I find just talking to the individual helps him relax and he’ll probably smile at whatever you’re saying, especially if you’re joking around or telling him an amusing story. Having a shutter release button is helpful here. Then the individual will be interacting with you and not with the camera. Plus, they won’t know when you’re actually taking the photos.
The best trick for posing is to find pictures that appeal to you in magazines. This way the person has a visual of what you want, and they don’t have to try to figure out what the heck you’re telling them to do.
The most unflattering pose is the head-on one. You know, the one referred to as the mug shot. Okay, let’s just save that one for passport and driver’s license photos. There’s a reason most people don’t look good in them.
The best pose is where the shoulders are at an angle to the camera. It doesn’t have to be by a huge degree. Even a slight turn of the shoulder toward the camera is pleasing. The next step is to have your friend look in a slightly different direction to the line of the shoulders. For example, if your friend’s shoulders are turned to the right, then have her turn her head to the left. Even if your friend’s shoulders are square to the camera, this technique will help prevent the dreaded passport photo look.
Using The Sunlight To Your Advantage
When shooting portraits outside, you need to consider the lighting. If the sunlight is too bright, it can cause shadows on your friend’s face, and the picture will look awful (especially if they fall under the individual’s eyes).

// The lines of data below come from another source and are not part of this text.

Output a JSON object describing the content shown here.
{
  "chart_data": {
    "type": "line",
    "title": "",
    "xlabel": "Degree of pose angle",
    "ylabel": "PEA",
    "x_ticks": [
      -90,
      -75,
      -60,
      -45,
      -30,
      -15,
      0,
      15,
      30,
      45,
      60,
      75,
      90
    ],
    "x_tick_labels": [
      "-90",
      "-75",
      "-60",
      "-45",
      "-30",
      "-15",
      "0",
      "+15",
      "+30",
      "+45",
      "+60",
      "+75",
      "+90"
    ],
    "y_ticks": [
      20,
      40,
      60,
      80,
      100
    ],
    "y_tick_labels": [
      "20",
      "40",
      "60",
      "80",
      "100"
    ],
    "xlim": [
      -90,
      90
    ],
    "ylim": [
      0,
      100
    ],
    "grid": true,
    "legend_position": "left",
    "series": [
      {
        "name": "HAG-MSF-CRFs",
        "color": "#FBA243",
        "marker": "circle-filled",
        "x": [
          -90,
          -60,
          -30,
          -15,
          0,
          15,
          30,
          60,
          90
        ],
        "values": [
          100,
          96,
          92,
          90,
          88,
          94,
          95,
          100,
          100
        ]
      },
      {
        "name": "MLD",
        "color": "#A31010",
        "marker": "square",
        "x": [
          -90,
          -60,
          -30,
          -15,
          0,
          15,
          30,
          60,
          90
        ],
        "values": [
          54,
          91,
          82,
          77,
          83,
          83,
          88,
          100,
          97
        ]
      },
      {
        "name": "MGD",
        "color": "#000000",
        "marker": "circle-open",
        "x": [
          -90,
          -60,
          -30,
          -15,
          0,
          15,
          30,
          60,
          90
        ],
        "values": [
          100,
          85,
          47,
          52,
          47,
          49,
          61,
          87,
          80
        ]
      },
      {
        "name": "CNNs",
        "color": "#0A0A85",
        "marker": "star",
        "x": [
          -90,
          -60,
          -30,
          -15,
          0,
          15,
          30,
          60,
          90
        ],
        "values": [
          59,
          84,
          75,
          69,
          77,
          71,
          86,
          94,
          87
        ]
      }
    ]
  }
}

By scheduling your photos either early or late in the day, or by placing your friend under a tree or beside a building, you can reduce the risk of this happening. But what happens if you don’t have that option. In the above photo, it was cloudy when we started, but then the sun came out, casting shadows where I didn’t want them, including on my model’s face.
The solution? By redirecting the sunlight into the shadowy areas of the face with the reflector, I was able to soften the contrast between the areas touched directly by the sunlight verses those in the shadow. Definitely more flattering. This technique is used often in fashion photography. Of course, you’ll need an assistant to help you.
The reflector doesn’t have to be anything fancy. A white poster board will work. All your assistant needs to do is move it around until it catches the light and bounces it where you want it on your model. It’s really easy.
Of course, there are times when the direct contrast works really well. But that depends on the look you’re striving for, the angle and placement of the sun, and how your friend is posed.
Add Some Sparkle
Look at the teen’s eyes. Do you see the sparkle there? The picture was taken in the shadow of the building. What you’re seeing is the sun bouncing off the parking lot in front of her. If you don’t see this sparkle, then add it with your flash. Or better yet, use a reflector as explained above.
I find the simpler the background the better. If that’s not possible, then go for a shallow depth of field. Also, contrasts between the subject and the background can produce a great picture (for example: weathered/new; rough/smooth; dark/light). This is known as juxtaposition and is a popular technique in photography. It involves placing objects close together for a contrasting effect. It can also been used to emphasize the subject, as I’ve done in this picture.
Hopefully these suggestions will help your friend take a great author picture for your website, blog, book. Any questions?